Thank you, it's good to find someone that knows about Asperger's Disorder and has an understanding of it. And good to hear that you're nephew is doing well. And good that you put a high profile person, and both those people can help inspire people that have Asperger's Disorder can achieve great things
Can
I ask you a favour and post this section into my other thread?
Yeah I believe that us people with similar problems should get together and conquer our problems together and be there for emotional support as well
Exactly right, you have to be in the right environment and with the right people. I didn't know there were social groups for people that had Asperger's like I do.
I believe that nothing in this world is ever "easy". If you want something, you have to want it enough to work for it. I also believe that it even means working on your relationship with yourself, not just with others. You have to like youself and "get along" with yourself before you can really get along with other people (at least, that's what worked for me).
I used to hate myself...for various reasons...including a personal loss (death of a loved one). I wanted to be alone; I hated myself, God, and everyone else. I was so angry at the world and everyone in it, that I became blind to the fact that, * yes, the world has problems, but it's people like me, who hate everyone else because of a personal vendetta against myself, and my assumption that everyone else was evil and were horrible,* that I had forgotten all the nice things in the world and the wonderful people that had happened to me in my life. It took me about 4 years to realize how miserible I had made myself and how jaded my perception of the world had become.
There are always support groups for people dealing with all kinds of issues (religious, school, internet or toll free numbers). You just may have to look around. I personally didn't use one, but if I had found help I might have felt better a lot sooner.
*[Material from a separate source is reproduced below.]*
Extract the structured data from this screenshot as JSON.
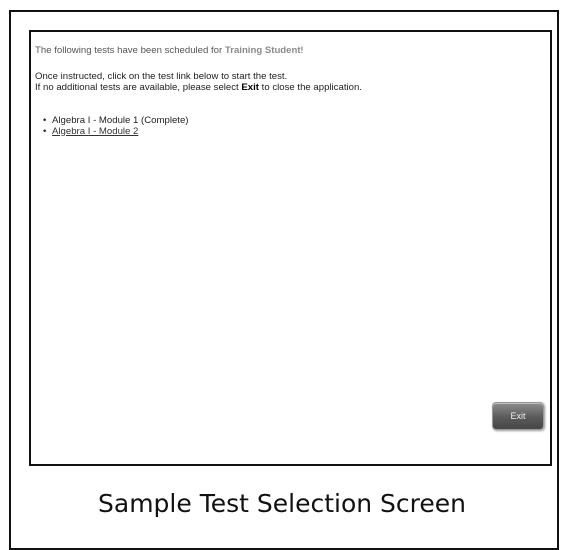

I'm glad that you got something out of my post. I was really worried that something would've been taken wrong. I just tell people what I think and what I know from experience.
If
someone doesn't agree, its ok. Opinions are just that, opinions. I was hoping
that I could help you or at least let everyone know that there really are *nice*
people *if I can sorta call myself that* out there who seriously care, and want
others to enjoy their lives and feel better about themselves. Whatever you've
been though, I want people to know that there are other who've been there too...
and have come back from the edge.
There's life, hope, and love out there.
Sometimes you've just got to ask and see what happens.
If you want to repost anything I've said, you are most welcome to.
I'm
just happy that I could make someone's day brighter, even for second... life is
too short to not enjoy it while you can, especially with the people you love.